This is a project in cryptography that involves implementing image encryption using various chaos maps and comparing their merits based on key sensitivity, adjacent pixel autocorrelation and intensity histograms. The chaos maps implemented were - Arnold cat maps, Henon maps, Logistic maps and Duffing chaos maps .
What are chaos maps?
Chaotic systems are a simple sub-type of nonlinear dynamical systems. They contain a few interacting parts which follow simple rules, but these systems are characterized by a very sensitive dependence on their initial conditions. Despite their deterministic simplicity, over time these systems can display and divergent behavior.
Why Chaos Maps for encryption?
Traditional encrypting mechanisms AES and RSA exhibit some drawbacks
and weakness when it comes to encryption of digital images
and high computing
- Large computational time for large images
- High computing power for large images Consequently, there might be better techniques for image encryption.
A few chaos based algorithms provide a good combination of speed, high security complexity, low computational overheads Moreover, certain chaos-based and other dynamical systems based algorithms have many important properties such as
- sensitive dependence on initial parameters
- pseudorandom properties
- ergodicity
- non periodicity
This is the black box diagram of our project and as we can see that the input is an image along with a user defined key.
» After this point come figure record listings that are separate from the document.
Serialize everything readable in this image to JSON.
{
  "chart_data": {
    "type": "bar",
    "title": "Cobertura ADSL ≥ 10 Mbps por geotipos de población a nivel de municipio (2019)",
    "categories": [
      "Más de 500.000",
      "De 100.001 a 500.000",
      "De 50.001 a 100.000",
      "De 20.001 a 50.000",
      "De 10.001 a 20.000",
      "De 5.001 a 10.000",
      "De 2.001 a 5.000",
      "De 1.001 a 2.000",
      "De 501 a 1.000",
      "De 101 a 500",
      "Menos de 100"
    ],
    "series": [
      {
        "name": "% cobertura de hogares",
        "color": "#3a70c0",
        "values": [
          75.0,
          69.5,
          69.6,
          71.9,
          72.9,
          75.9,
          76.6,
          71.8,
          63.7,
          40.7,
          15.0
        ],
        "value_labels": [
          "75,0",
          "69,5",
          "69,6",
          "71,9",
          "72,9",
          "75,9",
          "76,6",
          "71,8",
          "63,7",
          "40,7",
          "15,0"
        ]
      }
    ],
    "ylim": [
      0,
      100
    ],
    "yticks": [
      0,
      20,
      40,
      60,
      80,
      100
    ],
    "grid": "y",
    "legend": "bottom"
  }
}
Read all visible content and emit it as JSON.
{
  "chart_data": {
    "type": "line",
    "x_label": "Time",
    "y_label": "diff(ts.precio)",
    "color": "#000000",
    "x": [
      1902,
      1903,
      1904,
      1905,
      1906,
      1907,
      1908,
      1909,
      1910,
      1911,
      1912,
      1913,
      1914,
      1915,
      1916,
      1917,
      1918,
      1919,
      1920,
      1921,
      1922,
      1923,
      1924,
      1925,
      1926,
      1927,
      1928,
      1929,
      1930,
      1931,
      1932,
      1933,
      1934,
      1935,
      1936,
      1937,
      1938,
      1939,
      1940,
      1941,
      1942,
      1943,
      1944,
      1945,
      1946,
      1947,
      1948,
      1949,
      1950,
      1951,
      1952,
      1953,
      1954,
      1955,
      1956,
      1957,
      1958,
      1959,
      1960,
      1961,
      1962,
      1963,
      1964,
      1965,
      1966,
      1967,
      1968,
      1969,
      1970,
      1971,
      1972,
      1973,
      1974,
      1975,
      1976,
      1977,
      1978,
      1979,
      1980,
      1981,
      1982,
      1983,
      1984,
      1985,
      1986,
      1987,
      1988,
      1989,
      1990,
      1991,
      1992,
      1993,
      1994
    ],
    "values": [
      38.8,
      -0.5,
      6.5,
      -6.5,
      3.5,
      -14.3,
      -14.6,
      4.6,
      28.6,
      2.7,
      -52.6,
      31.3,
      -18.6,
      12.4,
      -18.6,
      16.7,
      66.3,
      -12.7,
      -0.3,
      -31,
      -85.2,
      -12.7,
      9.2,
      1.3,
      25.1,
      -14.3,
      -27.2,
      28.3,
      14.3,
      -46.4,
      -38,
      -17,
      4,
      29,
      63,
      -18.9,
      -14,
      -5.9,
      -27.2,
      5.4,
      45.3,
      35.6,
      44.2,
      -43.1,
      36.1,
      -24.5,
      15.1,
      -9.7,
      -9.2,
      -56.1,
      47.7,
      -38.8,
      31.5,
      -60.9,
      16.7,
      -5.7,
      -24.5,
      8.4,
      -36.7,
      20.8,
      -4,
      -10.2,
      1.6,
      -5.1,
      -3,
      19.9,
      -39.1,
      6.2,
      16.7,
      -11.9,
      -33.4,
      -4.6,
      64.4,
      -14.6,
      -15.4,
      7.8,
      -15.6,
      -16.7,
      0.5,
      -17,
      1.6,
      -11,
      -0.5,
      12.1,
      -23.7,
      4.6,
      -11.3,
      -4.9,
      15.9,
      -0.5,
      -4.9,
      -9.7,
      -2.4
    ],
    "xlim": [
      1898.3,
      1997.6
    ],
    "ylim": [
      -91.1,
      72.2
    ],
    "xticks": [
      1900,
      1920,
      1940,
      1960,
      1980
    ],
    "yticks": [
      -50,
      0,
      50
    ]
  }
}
This key is what decides how many times the algorithm must be run which must be kept secret by the user as it can be used later to decrypt. The output of this black box is an encrypted image.
Arnold's cat map is a chaotic map from the torus into itself. It is named after Vladimir Arnold, who demonstrated its effects using a cat image in the 1960s, hence the name
Few important properties of arnold map include:
● It is invertible due to the fact that the matrix has a determinant of 1 and its inverse has integer entries.
● It is area preserving
● It is ergodic and mixing
● It is an Anosov diffeomorphism and in particular it is structurally stable.
Henon map may be stated as a two-dimensional iterated discrete-time dynamical system with a chaotic attractor as proposed by Henon in 1976.Henon map is employed for generating random values, which is used in diffusion process. To guarantee the security of this new method various statistical analysis are carried out. The results show that the proposed method ensures the highest security level in terms of NPCR, UACI and entropy of the cipher image
The logistic map is a polynomial mapping (or, equivalently, a recurrence relation) of degree 2. It is frequently cited as a prototypical illustration of how complex, chaotic behavior can result from extremely basic nonlinear dynamical equations. The objective of this nonlinear difference equation is to represent two effects:
● reproduction, in which the population grows at a rate proportional to its present size when the population is small.
● Starvation (density-dependent mortality), in which the growth rate will decrease at a rate proportional to the value obtained by subtracting the present population from the theoretical "carrying capacity" of the environment.
The Duffing map (also called 'Holmes map') is a discrete-time dynamical system. It is an example of a dynamical system that exhibits chaotic behavior.The map depends on the two constants a and b. These are usually set to a = 2.75 and b = 0.2 to produce chaotic behaviour. It is a discrete version of the Duffing equation
The ciphertext image histogram analysis is one of the most straight-forward methods ofillustrating the image encryption quality. A good image encryption method tends to encrypt a plaintext image to a random incomprehensible form. Thus a good image encyption technique generates a cipher image that has a uniformly distributed intensity histogram.
Since images exhibit high information redundancy, it is desirable to have an encryption algorithm that breaks this redundancy. Thus as a metric of encryption performance we find the correlation between adjacent pixels in a direction (Horizontal, Vertical or Diagonal). We have considered the Horizontal direction.
1024 random pixels are picked up from the image and its correlation between it's rightmost neighbour is found and plotted. For a good algorithm, the correlation plot should appear random with no discernable pattern.